Mes chers collègues, notre responsabilité sera grande si nous mettons le doigt dans un processus qui conduira à enfoncer un coin dans l'unité de notre République, en laissant le champ libre aux Cassandre pour lesquelles les Corses n'ont qu'à prendre leur indépendance s'ils la souhaitent.
Aujourd'hui, notre seule voie, notre seul choix est de suivre les propositions de notre commission spéciale, qui a su allier les principes de l'unité à la reconnaissance de la diversité. Souhaitons que, dans les mois qui viennent, nous puissions discuter au fond de ce que pourrait être un pays moderne et décentralisé qui serait en même temps une République « une et indivisible ».
A l'ère de la mondialisation, on trouvera refuge non pas dans des communautés repliées sur elles-mêmes mais dans la croyance que nous formons encore un peuple, divers dans ses origines, mais rassemblé par un « vouloir vivre » ensemble autour de valeurs qui n'ont pas vieilli, celles de la République, de valeurs dont la langue nationale est devenue le véhicule.

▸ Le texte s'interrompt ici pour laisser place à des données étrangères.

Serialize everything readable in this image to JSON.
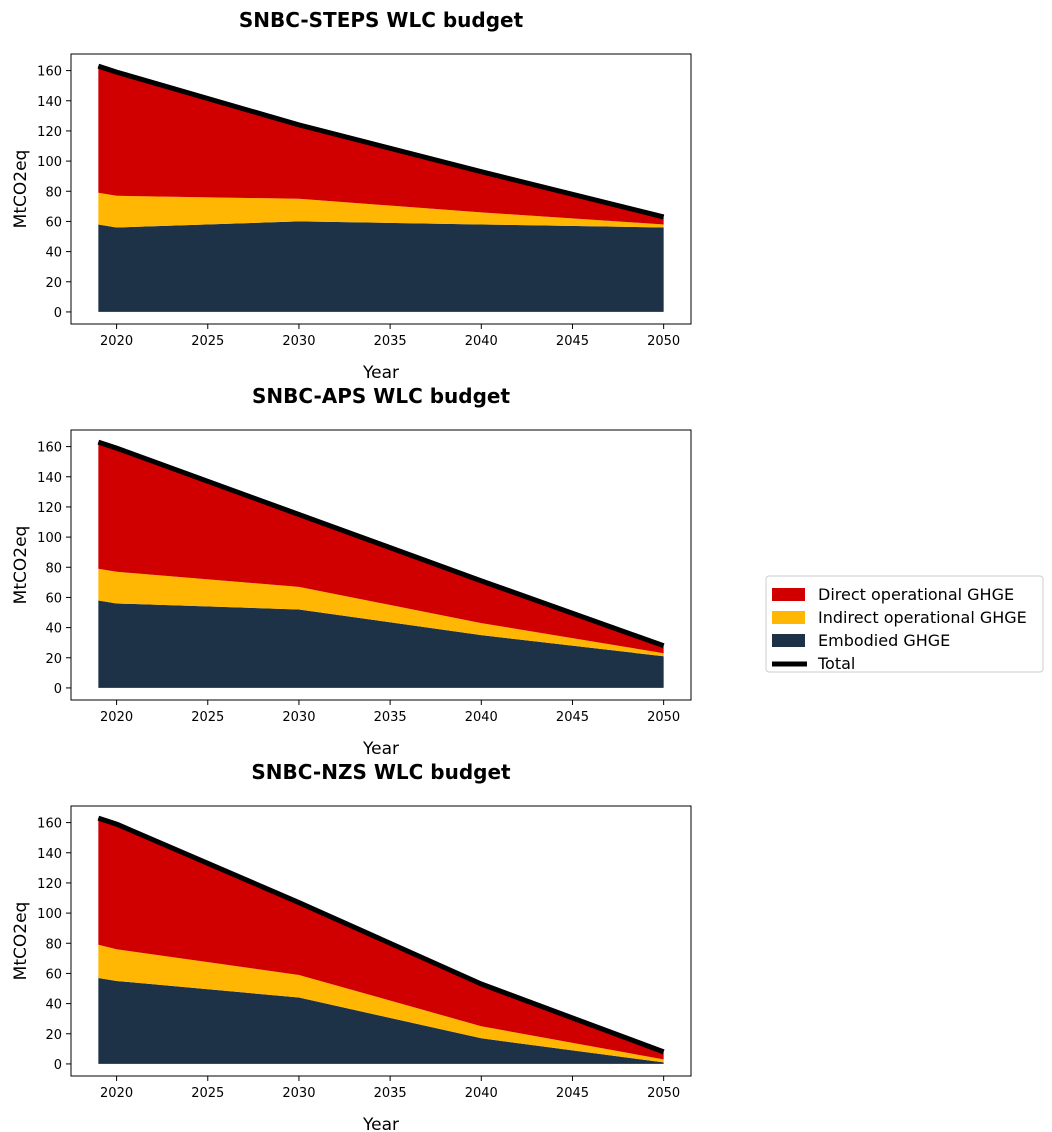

Réfléchissons-y avant de prendre des décisions circonstancielles. (Applaudissements sur les travées du RPR, des Républicains et Indépendants et de l'Union centriste, ainsi que sur certaines travées du RDSE.)
M. le président. La parole est à M. Richert.
M. Philippe Richert. Monsieur le président, monsieur le ministre, mes chers collègues, deux siècles après la Révolution, donner davantage de pouvoirs aux régions et accepter de rompre avec l'uniformisme jacobin, est-ce aller vers l'éclatement de la République et vers le communautarisme ? Bien sûr que non, ...
M. Jean-Pierre Bel. Très bien !
M. Philippe Richert. ... à condition de ne pas attenter à l'essentiel, à savoir le socle commun.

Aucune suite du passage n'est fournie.